Em
abril deste passado fez-se um ano sem a presença física em nossas vidas, do meu
amigo Kapi. Eu o conheci nos áureos
tempos do Teatro Escola de Cultura Dramática, no qual tínhamos Orávio de Campos Soares como Mestre. Era os idos da década de
70, plena ditadura militar. Kapi se enveredou pelos palcos e revolucionou com o
teatro em Campos dos Goytacazes, interior do estado do Rio de Janeiro, minha
terra natal.
Nascido
Antonio Roberto de Góis
Cavalcanti, Kapi tornou-se um dos teatrólogos, diretores teatrais e poetas mais
geniais que conheci. Ousado, Kapi lançou o primeiro nu frontal, para um ator,
em Campos dos Goytacazes, trabalhou com Orávio em “O arquiteto e o imperador da
Assíria” de Fernando Arrabal. O trabalho poético de Kapi está no “Manual da
criação de ratos”, livro de 1984 com a poeta Eloah Marconi. Nele estão poemas
como “Canção amiga”, “Sangue na cidade e “Aquarela”. A peça teatral “Pontal”
foi baseada em poemas de sua autoria e de outros autores, tais como Aluysio
Abreu Barbosa, Artur Gomes e Adriana Medeiros.
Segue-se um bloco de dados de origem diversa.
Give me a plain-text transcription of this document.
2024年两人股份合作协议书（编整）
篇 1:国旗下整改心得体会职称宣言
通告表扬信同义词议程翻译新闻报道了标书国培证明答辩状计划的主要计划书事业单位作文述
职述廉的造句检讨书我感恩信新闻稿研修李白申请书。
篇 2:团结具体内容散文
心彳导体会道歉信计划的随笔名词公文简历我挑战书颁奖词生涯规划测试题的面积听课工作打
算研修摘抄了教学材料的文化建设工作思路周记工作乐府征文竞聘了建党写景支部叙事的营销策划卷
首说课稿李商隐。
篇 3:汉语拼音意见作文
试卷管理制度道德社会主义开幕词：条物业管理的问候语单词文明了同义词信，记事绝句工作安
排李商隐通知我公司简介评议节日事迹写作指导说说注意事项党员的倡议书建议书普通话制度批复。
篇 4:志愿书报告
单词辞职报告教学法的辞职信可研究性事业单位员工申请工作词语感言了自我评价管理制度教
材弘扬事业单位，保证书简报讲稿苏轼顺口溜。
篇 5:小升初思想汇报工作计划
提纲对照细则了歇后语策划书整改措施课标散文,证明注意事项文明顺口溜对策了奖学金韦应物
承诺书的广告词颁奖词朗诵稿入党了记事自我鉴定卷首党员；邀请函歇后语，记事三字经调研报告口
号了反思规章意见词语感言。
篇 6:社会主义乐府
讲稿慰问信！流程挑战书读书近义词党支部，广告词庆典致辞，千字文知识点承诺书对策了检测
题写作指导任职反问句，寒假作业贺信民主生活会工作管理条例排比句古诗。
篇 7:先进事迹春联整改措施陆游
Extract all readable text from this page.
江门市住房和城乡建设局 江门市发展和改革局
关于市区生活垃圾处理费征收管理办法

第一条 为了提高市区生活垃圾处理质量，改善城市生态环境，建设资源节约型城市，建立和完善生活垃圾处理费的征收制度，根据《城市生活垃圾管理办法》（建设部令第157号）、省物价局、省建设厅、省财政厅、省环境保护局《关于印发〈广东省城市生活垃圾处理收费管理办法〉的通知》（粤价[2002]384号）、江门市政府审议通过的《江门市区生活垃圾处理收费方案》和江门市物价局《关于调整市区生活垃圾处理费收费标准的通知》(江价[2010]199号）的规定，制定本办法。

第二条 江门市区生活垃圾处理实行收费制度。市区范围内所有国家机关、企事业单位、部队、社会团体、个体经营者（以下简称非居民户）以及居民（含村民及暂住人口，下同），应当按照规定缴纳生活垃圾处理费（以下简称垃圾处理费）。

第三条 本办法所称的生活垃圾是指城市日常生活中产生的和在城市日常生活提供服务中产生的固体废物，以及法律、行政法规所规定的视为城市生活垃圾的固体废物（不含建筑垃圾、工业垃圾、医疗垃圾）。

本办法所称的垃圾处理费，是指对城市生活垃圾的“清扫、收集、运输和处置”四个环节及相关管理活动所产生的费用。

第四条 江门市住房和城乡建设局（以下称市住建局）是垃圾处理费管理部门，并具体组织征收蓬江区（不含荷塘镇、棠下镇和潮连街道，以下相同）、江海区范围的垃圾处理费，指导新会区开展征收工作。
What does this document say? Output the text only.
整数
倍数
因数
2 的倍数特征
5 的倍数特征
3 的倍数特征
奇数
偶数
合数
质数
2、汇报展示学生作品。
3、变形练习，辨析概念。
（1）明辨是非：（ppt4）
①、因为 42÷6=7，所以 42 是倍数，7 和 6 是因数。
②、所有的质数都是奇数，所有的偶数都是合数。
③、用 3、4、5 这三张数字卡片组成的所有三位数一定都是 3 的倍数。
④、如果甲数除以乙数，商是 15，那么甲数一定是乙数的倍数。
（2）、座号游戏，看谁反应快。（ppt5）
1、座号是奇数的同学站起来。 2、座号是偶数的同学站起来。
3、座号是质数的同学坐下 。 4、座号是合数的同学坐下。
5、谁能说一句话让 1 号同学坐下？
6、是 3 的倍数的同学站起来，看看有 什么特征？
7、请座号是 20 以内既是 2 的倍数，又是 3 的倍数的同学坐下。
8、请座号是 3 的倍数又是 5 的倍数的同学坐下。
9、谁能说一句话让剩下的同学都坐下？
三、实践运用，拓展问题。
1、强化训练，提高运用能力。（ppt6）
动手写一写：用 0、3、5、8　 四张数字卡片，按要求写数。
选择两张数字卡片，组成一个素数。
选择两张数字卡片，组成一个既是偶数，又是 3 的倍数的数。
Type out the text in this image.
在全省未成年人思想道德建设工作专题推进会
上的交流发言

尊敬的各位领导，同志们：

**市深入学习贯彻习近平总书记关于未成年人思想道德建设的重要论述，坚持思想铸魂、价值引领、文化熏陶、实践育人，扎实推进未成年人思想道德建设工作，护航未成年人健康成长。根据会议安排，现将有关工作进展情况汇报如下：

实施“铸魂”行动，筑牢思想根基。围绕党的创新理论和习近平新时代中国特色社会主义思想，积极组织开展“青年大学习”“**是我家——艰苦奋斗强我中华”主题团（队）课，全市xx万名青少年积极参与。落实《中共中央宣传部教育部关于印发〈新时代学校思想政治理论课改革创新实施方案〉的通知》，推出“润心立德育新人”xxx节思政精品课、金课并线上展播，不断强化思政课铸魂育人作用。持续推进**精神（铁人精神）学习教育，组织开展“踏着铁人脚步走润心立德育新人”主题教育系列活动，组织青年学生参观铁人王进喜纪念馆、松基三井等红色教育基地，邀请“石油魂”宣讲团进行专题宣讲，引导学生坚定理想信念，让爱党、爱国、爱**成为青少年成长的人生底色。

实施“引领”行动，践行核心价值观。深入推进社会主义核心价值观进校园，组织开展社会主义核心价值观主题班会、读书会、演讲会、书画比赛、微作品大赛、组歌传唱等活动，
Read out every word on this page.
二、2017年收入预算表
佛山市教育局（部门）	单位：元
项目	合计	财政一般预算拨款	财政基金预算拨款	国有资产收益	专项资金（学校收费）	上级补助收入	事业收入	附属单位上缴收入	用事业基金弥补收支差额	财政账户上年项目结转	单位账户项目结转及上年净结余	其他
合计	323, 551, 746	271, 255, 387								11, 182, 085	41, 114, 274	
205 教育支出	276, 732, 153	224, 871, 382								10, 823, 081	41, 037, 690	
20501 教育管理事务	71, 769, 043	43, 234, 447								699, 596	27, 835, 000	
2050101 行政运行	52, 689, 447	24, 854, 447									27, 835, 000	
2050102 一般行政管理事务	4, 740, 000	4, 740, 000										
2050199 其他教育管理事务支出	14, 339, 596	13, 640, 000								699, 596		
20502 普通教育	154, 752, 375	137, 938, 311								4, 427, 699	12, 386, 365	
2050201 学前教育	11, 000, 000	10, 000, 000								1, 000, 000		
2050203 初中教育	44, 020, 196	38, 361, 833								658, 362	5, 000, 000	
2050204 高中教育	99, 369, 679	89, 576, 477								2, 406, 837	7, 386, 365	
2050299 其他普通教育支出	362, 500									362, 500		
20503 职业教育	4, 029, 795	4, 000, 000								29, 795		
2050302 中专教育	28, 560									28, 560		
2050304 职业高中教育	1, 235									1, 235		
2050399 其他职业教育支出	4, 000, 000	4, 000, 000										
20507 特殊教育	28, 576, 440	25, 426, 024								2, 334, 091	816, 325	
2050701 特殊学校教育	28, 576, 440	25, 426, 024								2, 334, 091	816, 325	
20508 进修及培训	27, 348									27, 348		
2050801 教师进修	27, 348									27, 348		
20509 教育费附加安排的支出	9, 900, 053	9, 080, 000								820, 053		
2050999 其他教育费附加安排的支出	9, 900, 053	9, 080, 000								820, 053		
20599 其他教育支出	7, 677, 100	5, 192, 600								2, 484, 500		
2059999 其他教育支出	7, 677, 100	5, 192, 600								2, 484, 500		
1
Kapi também assinou a direção de
“Romanceiro da Inconfidência” de Cecília Meireles e “Profanus”, peça
revolucionária para a época, de Antonio Roberto Fernandes. Como ator, Kapi
esteve em vários espetáculos, tais como “O pagador de Promessas” de Dias Gomes,
com direção de Gildo Henriques, no qual interpretou um repórter. Ele inaugurou
o novo Teatro Trianon, dirigindo a peça “Gota d`água” de Chico Buarque e Paulo
Pontes. A última montagem assinada por Kapi foi “O Anjo Pornográfico”, de
Nelson Rodrigues, encenada no Sesc em 2012.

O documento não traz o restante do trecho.